Properly released in 2004, Pie unveiled a pop panache underlined by an underdog streak that doubles down on juvenile chagrin in "Like a Boy" and the youthful malaise of "Dope Wings." Like Beck and Wilco, the Illinois-born journeyman demonstrated a willingness to explore a plethora of genres funneled into fine-tuned hooks. Harvey's expanding diorama of anthemic rock ("Invisible," "Belly Up") and bare-bones acoustics ("Dealer Plates," "Bluebird") features crafty bass work from his longtime bassist George Reiff, who passed in 2017 from cancer.

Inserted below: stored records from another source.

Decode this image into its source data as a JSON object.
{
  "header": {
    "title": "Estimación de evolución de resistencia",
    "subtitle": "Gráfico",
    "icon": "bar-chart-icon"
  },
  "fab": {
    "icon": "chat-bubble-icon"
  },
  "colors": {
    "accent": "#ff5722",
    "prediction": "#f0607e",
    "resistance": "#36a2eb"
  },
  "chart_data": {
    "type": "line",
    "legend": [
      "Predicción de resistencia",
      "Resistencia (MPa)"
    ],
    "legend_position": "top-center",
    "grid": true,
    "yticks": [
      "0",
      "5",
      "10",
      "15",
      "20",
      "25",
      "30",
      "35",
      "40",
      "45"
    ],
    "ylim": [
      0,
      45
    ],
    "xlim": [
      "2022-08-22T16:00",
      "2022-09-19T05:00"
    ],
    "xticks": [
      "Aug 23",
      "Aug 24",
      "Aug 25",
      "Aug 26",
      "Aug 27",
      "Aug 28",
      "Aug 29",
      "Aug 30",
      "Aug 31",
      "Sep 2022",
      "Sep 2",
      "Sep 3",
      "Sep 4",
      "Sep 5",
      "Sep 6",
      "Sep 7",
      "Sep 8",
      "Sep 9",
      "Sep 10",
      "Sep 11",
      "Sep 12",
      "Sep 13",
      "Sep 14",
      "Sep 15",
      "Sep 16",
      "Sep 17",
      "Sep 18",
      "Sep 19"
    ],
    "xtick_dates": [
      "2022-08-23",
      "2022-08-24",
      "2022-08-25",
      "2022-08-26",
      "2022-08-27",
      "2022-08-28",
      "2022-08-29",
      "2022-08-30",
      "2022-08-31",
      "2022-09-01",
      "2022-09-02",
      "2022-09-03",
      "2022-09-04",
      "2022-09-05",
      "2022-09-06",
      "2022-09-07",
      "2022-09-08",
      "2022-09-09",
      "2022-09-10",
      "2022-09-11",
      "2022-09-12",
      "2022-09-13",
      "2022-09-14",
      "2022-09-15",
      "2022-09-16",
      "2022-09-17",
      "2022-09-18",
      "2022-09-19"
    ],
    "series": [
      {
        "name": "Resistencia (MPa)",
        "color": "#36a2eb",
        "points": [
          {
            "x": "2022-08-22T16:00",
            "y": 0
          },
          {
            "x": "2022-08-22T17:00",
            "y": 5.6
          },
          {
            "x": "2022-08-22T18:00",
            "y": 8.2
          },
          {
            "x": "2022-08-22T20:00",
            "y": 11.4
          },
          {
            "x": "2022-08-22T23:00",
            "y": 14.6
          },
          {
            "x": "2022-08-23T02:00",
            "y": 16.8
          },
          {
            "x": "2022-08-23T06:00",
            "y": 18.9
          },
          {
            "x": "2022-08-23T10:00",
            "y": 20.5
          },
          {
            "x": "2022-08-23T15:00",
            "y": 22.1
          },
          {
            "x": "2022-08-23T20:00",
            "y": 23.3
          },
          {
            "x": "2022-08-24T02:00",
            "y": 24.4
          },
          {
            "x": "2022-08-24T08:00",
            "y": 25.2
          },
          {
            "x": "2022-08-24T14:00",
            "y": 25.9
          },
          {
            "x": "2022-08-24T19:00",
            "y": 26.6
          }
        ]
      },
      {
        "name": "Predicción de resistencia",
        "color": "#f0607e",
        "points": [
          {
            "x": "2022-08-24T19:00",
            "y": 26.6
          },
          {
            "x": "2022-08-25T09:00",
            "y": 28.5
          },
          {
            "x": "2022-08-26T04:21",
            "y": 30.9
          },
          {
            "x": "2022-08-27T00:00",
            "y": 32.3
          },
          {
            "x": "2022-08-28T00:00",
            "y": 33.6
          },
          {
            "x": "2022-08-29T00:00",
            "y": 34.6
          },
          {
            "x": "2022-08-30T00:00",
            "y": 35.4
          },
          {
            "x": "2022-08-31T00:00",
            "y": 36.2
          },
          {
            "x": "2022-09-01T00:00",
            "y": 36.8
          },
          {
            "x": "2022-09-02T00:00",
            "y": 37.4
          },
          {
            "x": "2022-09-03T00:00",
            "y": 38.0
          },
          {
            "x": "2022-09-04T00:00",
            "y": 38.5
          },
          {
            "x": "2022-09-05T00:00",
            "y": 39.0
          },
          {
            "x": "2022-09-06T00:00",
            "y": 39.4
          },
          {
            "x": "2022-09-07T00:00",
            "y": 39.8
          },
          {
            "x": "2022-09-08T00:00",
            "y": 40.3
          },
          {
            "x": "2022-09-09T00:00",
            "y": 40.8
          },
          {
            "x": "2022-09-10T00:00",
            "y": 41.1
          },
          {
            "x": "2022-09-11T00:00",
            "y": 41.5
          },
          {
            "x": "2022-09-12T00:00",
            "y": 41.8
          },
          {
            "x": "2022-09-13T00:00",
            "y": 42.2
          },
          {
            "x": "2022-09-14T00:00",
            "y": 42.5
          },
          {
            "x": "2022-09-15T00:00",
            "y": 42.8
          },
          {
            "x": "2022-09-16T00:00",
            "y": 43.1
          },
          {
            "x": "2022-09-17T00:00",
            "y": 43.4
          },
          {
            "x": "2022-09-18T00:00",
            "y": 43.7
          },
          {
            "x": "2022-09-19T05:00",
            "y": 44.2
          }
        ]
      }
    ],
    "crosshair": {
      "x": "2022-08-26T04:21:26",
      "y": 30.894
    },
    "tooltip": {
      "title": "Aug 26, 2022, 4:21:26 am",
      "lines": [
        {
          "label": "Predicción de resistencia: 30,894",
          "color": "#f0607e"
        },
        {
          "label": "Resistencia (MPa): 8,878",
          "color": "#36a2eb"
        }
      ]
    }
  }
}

Zealous naivete threads opener "Stupid Daniel" as lo-fi electronics and overdriven thumps segue into staccato bass backbone and R2-D2 blips in "Piggyback Ride." His lurching warble and free-flow insouciance seesaw with repetitive bass fuzz, evincing a catatonic cool in "Dope Wings," while twofer "Supergrey" and "Barnaby Jonze" bends to his neurotic synth play, Ambien-dosed flows, and jaunty piano lines. Through idiosyncratic left turns into Americana addled The Arsonist in 2018, Pie now ranks toward the top of Austin's unsung treasures.